Ming Tsai adds a bottle of Riesling to the ribs as they cook so that the slight sweetness of the wine will balance the smoky Lapsang Souchong tea and spicy chiles in the rub on the meat.
Plus: More Beef Recipes and Tips
Season the ribs with salt and pepper and rub them all over with the spice rub. In a large enameled cast-iron casserole, heat 1 tablespoon of the oil until shimmering. Add half of the ribs and cook over moderately high heat until deeply browned on both sides, about 6 minutes total. Transfer to a large plate. Add 1 tablespoon of oil to the casserole and sear the remaining ribs.

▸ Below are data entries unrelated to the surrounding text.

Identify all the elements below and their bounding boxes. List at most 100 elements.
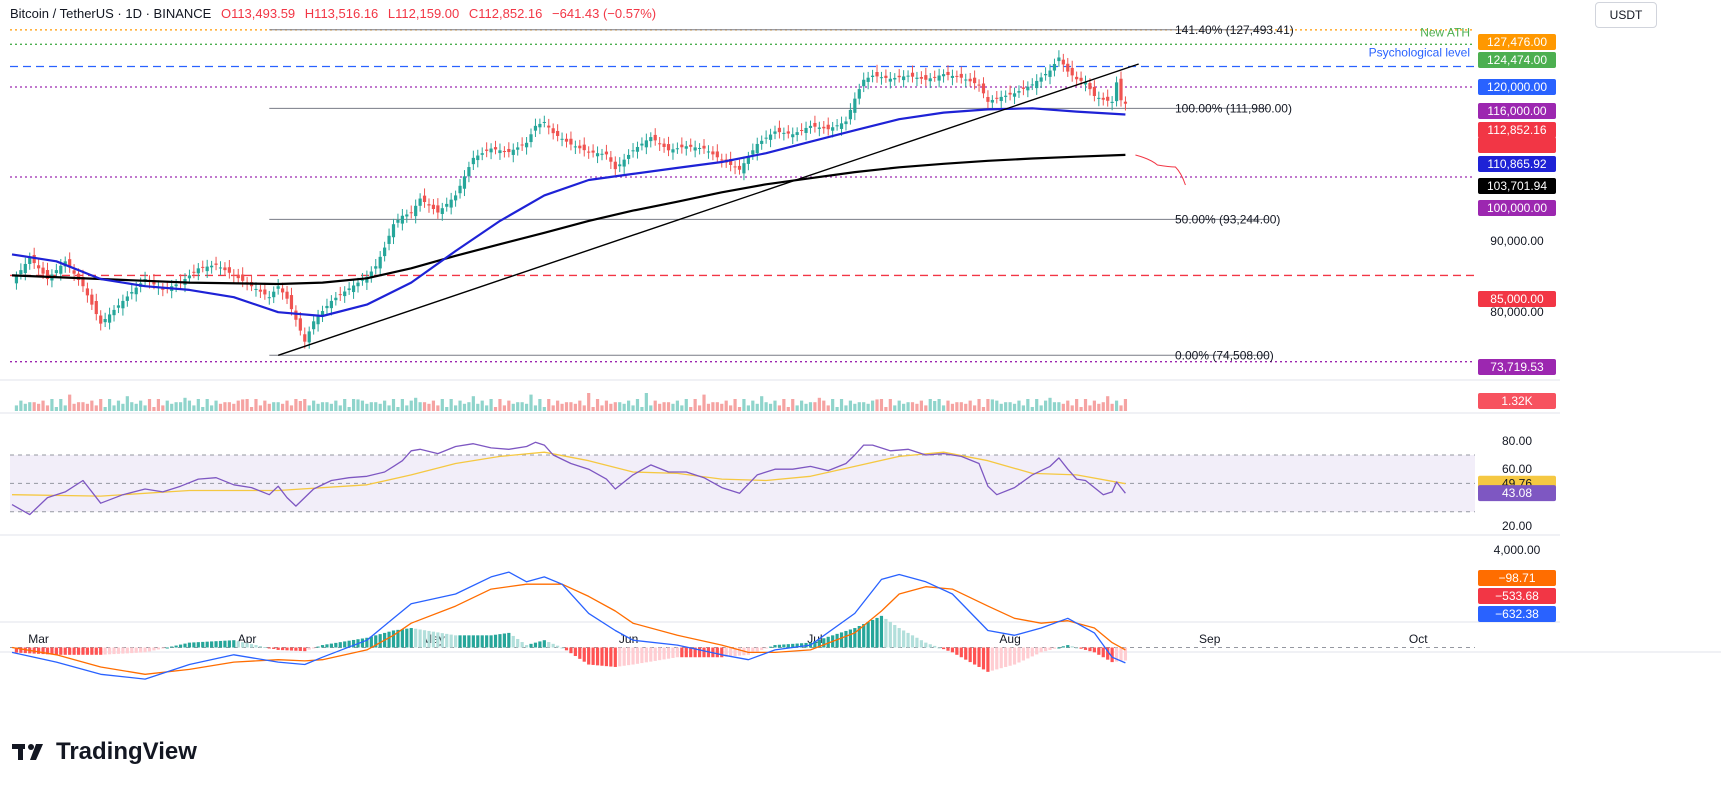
macd-histogram-bar [600, 647, 604, 666]
candle [524, 142, 529, 148]
macd-histogram-bar [578, 647, 582, 659]
candle [210, 265, 214, 268]
volume-bar [902, 403, 906, 411]
tradingview-logo[interactable]: TradingView [12, 738, 197, 766]
macd-histogram-bar [893, 624, 897, 648]
volume-bar [400, 399, 404, 411]
volume-bar [990, 399, 994, 411]
volume-bar [808, 402, 813, 411]
rsi-axis-tick: 80.00 [1502, 434, 1532, 448]
currency-button[interactable]: USDT [1595, 2, 1657, 28]
candle [467, 167, 471, 177]
volume-bar [218, 403, 223, 411]
candle [489, 148, 493, 153]
macd-histogram-bar [14, 647, 19, 653]
volume-bar [276, 402, 280, 411]
candle [955, 75, 959, 77]
macd-histogram-bar [746, 647, 750, 655]
candle [325, 305, 329, 309]
volume-bar [919, 400, 923, 411]
macd-histogram-bar [507, 632, 511, 648]
candle [1088, 83, 1092, 90]
volume-bar [192, 405, 196, 411]
fib-level-label: 141.40% (127,493.41) [1175, 23, 1294, 37]
candle [272, 291, 276, 298]
volume-bar [755, 403, 759, 411]
volume-bar [959, 402, 963, 411]
volume-bar [573, 403, 577, 411]
volume-bar [285, 400, 289, 411]
macd-histogram-bar [564, 647, 569, 651]
macd-histogram-bar [662, 647, 666, 660]
macd-histogram-bar [902, 630, 906, 648]
candle [1110, 101, 1114, 103]
macd-histogram-bar [1119, 647, 1123, 662]
macd-histogram-bar [906, 632, 910, 648]
macd-histogram-bar [431, 631, 436, 648]
volume-bar [445, 407, 449, 411]
candle [795, 132, 799, 136]
volume-bar [533, 405, 538, 411]
volume-bar [1061, 403, 1065, 411]
volume-bar [462, 403, 467, 411]
volume-bar [897, 400, 901, 411]
candle [343, 291, 347, 297]
volume-bar [258, 405, 263, 411]
candle [112, 309, 116, 316]
candle [959, 73, 963, 78]
macd-histogram-bar [813, 641, 817, 648]
macd-histogram-bar [928, 644, 932, 648]
candle [653, 134, 657, 141]
candle [937, 75, 941, 81]
macd-histogram-bar [835, 633, 839, 648]
candle [502, 151, 506, 153]
symbol-title[interactable]: Bitcoin / TetherUS · 1D · BINANCE [10, 6, 212, 21]
macd-histogram-bar [405, 628, 409, 648]
volume-bar [631, 405, 635, 411]
candle [369, 271, 373, 277]
volume-bar [369, 402, 373, 411]
candle [786, 131, 790, 134]
candle [689, 144, 693, 147]
symbol-header: Bitcoin / TetherUS · 1D · BINANCE O113,4… [10, 6, 662, 21]
macd-histogram-bar [236, 641, 240, 648]
volume-bar [937, 399, 941, 411]
candle [320, 311, 325, 317]
macd-histogram-bar [1092, 647, 1096, 653]
volume-bar [1004, 402, 1008, 411]
candle [19, 270, 23, 275]
x-axis-tick: Sep [1199, 632, 1221, 646]
macd-histogram-bar [214, 641, 218, 648]
macd-histogram-bar [1052, 647, 1057, 649]
ma200-line [11, 153, 1126, 286]
macd-histogram-bar [959, 647, 963, 658]
volume-bar [844, 405, 848, 411]
rsi-ma-line [11, 451, 1126, 497]
volume-bar [214, 400, 218, 411]
volume-bar [147, 399, 152, 411]
countdown-bg [1478, 137, 1556, 153]
volume-bar [627, 400, 631, 411]
candle [764, 137, 768, 139]
candle [706, 151, 711, 153]
volume-bar [1066, 400, 1070, 411]
macd-histogram-bar [192, 642, 196, 648]
candle [414, 205, 418, 217]
candle [808, 125, 813, 128]
volume-bar [365, 403, 369, 411]
candle [45, 270, 50, 280]
candle [560, 138, 564, 140]
candle [737, 165, 742, 170]
volume-bar [649, 405, 653, 411]
macd-histogram-bar [343, 641, 347, 648]
candle [125, 296, 129, 301]
candle [431, 204, 436, 209]
macd-histogram-bar [37, 647, 41, 654]
volume-bar [706, 403, 711, 411]
rsi-line [11, 441, 1126, 516]
candle [218, 267, 223, 269]
volume-bar [1008, 402, 1012, 411]
volume-bar [986, 399, 990, 411]
macd-histogram-bar [147, 647, 152, 652]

Pour off the fat from the casserole and wipe it out. Add the remaining 2 tablespoons of oil to the casserole and heat over moderate heat. Add the onions, garlic and ginger and cook until softened, about 7 minutes. Add the wine and boil over high heat until reduced by half, about 6 minutes. Add the soy sauce, brown sugar, bay leaf and the short ribs. Pour in just enough water to cover the ribs and bring to a boil. Cover and simmer over low heat, stirring occasionally, until the ribs are very tender, about 1 1/2 hours.
Transfer the ribs to a large plate and discard the bay leaf and ginger. Boil the sauce over high heat, skimming a few times, until very flavorful, about 10 minutes. Using an immersion blender, puree the sauce; season with salt and pepper. Return the short ribs to the casserole and simmer gently to reheat them. Place 2 short ribs on each plate, spoon the sauce on top and serve with white rice.
Match the short ribs' subtle heat with a floral and slightly spicy Riesling from Germany.